Malgré l’interdiction de la GPA par la loi française, la CEDH a condamné la France en 2014 dans les arrêts Mennesson et Labassée pour avoir pratiqué une politique de refus de transcription des actes de naissance d'enfants nés à l'étranger après GPA.

La CEDH a considéré qu’il y avait une violation du droit au respect de la vie privée. « En effet, interdire totalement la transcription de la filiation paternelle, et en conséquence l’établissement d’une filiation biologique entre un père et ses enfants issus d’une GPA, a pour effet de priver ces derniers d’une partie de leur identité », a expliqué Ana Zelcevic-Duhamel. De cette manière, la CEDH a ouvert la voie à la reconnaissance du lien biologique entre les parents et des enfants issus de GPA.

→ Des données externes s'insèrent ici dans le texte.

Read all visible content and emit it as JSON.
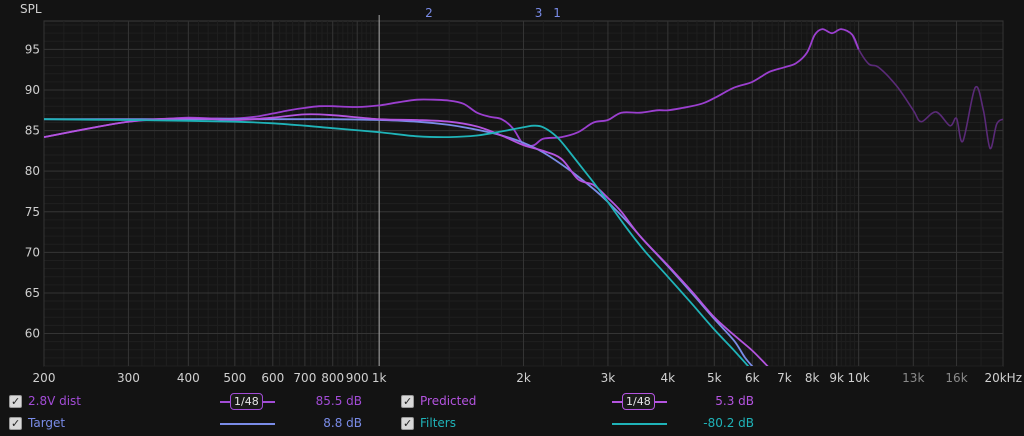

La Cour de cassation a ensuite repris le même raisonnement dans une jurisprudence importante de 2015. Malgré l’interdiction de la GPA en France, elle a jugé que la filiation pouvait être reconnue pour le parent biologique si l’acte de naissance étranger le mentionne en tant que tel.

« Par la suite, la CEDH a repris cette logique en 2017 dans l’affaire Paradiso et Campanelli où la cour européenne a refusé la reconnaissance de la filiation dans la mesure où il n’y avait pas, au départ, de filiation biologique », continue Ana Zelcevic-Duhamel.

La justice française est allée encore plus loin, dans une décision rendue en 2019 par la Cour de cassation dans l’affaire Mennesson, en permettant l’inscription dans leur intégralité des actes de l'État civil des enfants issus d’une GPA à l’étranger (après reconnaissance d’une procédure d’exequatur).

En 2021, la loi française de bioéthique a restreint la possibilité de transcription de la filiation dans l’état civil pour les parents non biologiques. Cette disposition, qui devait pourtant « mettre fin à la notion de parents d’intention », a échoué à s'imposer dans la pratique, souligne Ana Zelcevic-Duhamel.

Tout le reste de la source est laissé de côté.